Für Jobsuchende soll das Angebot dauerhaft kostenlos bleiben. Das Geschäftsmodell richtet sich laut der Gründerin rein an Arbeitgeber: Um die Plattform zu etablieren und eine hohe Angebotsdichte zu erreichen, seien die ersten 1.000 Pins gratis.
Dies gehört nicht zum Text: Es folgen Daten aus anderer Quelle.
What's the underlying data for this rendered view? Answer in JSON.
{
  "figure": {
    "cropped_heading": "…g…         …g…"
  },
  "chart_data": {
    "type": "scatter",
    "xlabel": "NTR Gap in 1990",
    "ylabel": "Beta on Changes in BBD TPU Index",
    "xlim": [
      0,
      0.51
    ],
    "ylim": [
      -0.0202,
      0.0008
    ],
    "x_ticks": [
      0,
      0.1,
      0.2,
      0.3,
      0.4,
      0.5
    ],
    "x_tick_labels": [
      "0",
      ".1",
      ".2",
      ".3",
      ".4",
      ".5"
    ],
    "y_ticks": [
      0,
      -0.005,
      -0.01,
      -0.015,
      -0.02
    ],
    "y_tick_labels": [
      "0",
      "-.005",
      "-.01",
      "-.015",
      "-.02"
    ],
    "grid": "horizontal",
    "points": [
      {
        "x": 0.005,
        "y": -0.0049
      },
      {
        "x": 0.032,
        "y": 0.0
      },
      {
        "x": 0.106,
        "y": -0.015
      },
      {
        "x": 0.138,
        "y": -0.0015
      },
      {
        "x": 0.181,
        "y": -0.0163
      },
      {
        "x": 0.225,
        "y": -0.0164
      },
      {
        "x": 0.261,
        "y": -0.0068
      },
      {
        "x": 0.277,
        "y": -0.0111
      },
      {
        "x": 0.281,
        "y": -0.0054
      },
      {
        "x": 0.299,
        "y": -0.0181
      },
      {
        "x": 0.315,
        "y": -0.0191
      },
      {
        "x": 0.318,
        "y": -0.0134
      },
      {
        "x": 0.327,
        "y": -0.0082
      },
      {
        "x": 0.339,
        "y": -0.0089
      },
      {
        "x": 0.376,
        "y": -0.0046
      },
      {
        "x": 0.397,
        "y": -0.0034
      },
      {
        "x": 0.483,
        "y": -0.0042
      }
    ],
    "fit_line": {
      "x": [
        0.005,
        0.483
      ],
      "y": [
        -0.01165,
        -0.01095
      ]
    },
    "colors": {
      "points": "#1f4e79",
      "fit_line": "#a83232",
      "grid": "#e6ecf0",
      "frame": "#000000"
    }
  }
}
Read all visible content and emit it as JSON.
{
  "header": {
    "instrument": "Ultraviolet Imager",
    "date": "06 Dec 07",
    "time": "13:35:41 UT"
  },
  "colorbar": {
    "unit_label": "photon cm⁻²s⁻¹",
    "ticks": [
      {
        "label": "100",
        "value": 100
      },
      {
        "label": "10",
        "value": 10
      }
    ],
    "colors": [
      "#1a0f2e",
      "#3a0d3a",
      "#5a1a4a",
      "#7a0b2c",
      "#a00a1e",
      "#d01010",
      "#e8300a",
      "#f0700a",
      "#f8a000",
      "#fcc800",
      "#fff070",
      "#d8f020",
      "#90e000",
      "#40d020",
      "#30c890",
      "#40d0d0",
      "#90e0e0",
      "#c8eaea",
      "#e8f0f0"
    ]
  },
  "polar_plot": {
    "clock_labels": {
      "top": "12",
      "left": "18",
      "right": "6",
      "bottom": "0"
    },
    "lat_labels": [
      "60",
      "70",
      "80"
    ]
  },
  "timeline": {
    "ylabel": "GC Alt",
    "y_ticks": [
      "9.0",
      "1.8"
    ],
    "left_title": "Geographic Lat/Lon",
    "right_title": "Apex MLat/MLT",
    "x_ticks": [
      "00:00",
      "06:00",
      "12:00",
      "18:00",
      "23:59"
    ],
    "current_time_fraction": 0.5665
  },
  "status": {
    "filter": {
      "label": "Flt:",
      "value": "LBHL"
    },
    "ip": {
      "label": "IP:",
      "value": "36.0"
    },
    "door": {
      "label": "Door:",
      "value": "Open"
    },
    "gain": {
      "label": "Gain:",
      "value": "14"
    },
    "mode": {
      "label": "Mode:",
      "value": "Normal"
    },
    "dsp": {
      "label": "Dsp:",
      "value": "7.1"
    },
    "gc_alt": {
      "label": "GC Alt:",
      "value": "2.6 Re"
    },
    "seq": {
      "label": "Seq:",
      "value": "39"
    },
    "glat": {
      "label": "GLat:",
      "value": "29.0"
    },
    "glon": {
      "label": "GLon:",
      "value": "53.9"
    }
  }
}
Anschließend sei geplant, dass Betriebe ein monatliches Modell pro Stellen-Pin zahlen, ergänzt durch Premium-Optionen zur optischen Hervorhebung.

Neben einer nativen App mit integriertem Job-Alert für Pendler steht laut Mayr die geografische Expansion im Fokus: Nach dem Start in Südtirol ist der Ausbau nach Österreich, Deutschland und schließlich ganz Europa geplant.

Eigeninitiative neben dem Klassenzimmer

„Mich interessiert es extrem, Dinge zu schaffen. Ich lebe dafür“, betont die 18-jährige Gründerin, die kurz vor der Matura steht. Ohne Investoren oder Team will sie die Skalierung nun aus eigener Kraft weiter vorantreiben.